É claro que tudo contra governos ou projetos de esquerda tem apoio de fora, tem dinheiro (e muito dinheiro), com interferência em ações que interferem na política e na economia. E há o desejo permanente de impor ordens e interesses por meios não democráticos. Mas o golpe foi, na essência, resultado das aspirações e da mobilização do Brasil arcaico.

Sim, o pato da Fiesp e a imprensa foram protagonistas, mas o tocador do golpe foi o Congresso de Eduardo Cunha, do jaburu, do Caiado, do Zé Agripino, de Aécio, do Bolsonaro e do baixo clero, esse baixo clero do qual poucos sabem dizer os nomes.

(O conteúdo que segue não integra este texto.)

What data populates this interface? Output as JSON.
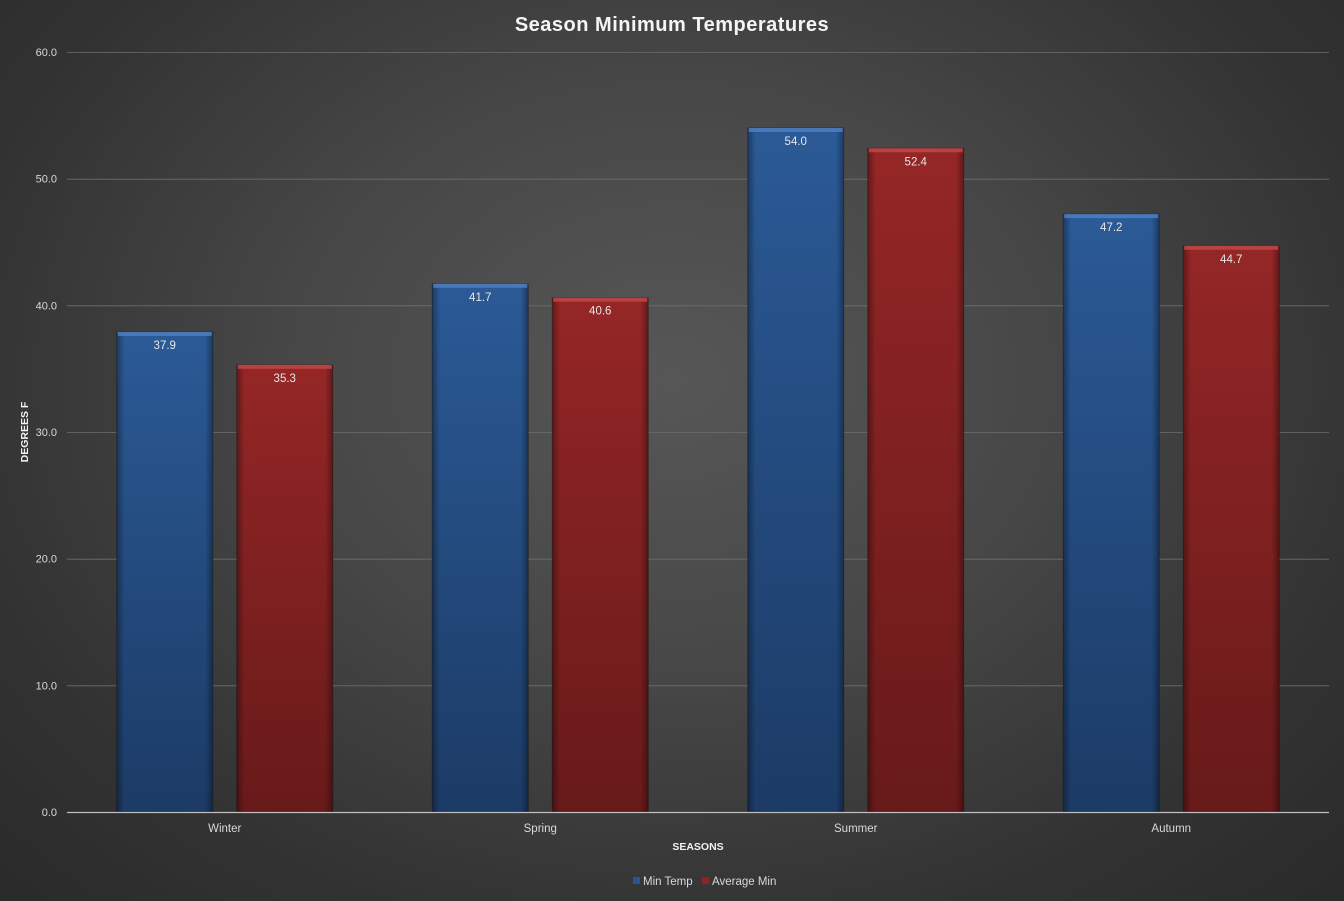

O Brasil primitivo, esse Brasil do século 19 ainda vivo, fez a operação que derrubou Dilma. E faria com ou sem apoio internacional. E nada resolveria ter apoio internacional sem esse Congresso.

A bancada BBB é da bala, do boi e da Bíblia. Ainda não foi preciso acrescentar o B dos bancos, que estão presentes, até indiretamente, mas de forma insignificante, porque atuam nos bastidores. As bancadas que decidiram o golpe são as do Brasil do atraso, dos senhores apresentados ao país em maio do ano passado, quando o processo contra Dilma foi aberto pela Câmara, e depois em agosto, quando o Senado consumou o ataque ao governo.

Os porta-vozes da família, da ordem, de Deus e da moral derrubaram Dilma na câmara e no Senado e agora protegem Aécio e o jaburu. Por ação fisiológica, por recompensas diversas, em aliança com a parte ideológica da direita do Congresso. Eles foram e são os condutores do golpe.

Defendi esse ponto de vista nada original na sexta-feira, em debate do 1º Encontro Gaúcho pelo Direito à Comunicação, promovido pelo Comitê Gaúcho do Fórum Nacional pela Democratização da Comunicação (FNDC), CUT-RS, Sindicato dos Jornalistas, Sindsepe-RS e Fabico da UFRGS.

Falo disso agora porque o jornalista e cientista político André Singer, ex-porta-voz de Lula, estudioso do lulismo, escreveu na mesma linha seu artigo de sábado na Folha. Dilma foi golpeada pelo que temos de mais reacionário no Congresso, pela parcela manobrável que ela mesma subestimou ao enfrentar o poder de Eduardo Cunha.

Dilma não perdeu para o sistema financeiro mundial, perdeu para a base do novo escravismo, para os destruidores das florestas, grileiros, coronéis, jagunços rurais e urbanos, para os que defendem a eliminação de pequenos bandidos (e a proteção dos grandes), dos que estimulam e financiam, em nome de Deus, a perseguição a negros, gays, exposições, professores, artistas. Singer prevê que estes mesmos deputados e senadores ou seus similares estarão de volta na eleição de 2018.

Por isso, colocar a culpa no sistema financeiro é tentar sofisticar o golpe. Fomos todos golpeados pela chinelagem. Claro que a evolução do golpismo se dará com eles e com todos os que sustentaram o teatro de maio e agosto, incluindo parte do Judiciário (e o que é mais alarmante agora, com o suporte policialesco que intensifica a perseguição aos movimentos sociais, ao lado das milícias fascistas).

Mas o golpe mesmo foi aplicado e é liderado pelo Brasil arcaico que não precisa se submeter às ordens de ninguém.

 

One thought on “O GOLPE DOS JAGUNÇOS E DOS CORONÉIS

  1. Ainda que se admita que foi apenas “coisa nossa”, há que ponderar o que veio depois: vendas do pré-sal, mais privatizações, pressões sobre os Estados endividados para privatizar suas estatais também, desmanche das leis trabalhistas e da previdência social e, pior, desvio dos recursos para a escolas públicas e universidades, além dos novos currículos escolares esfacelados!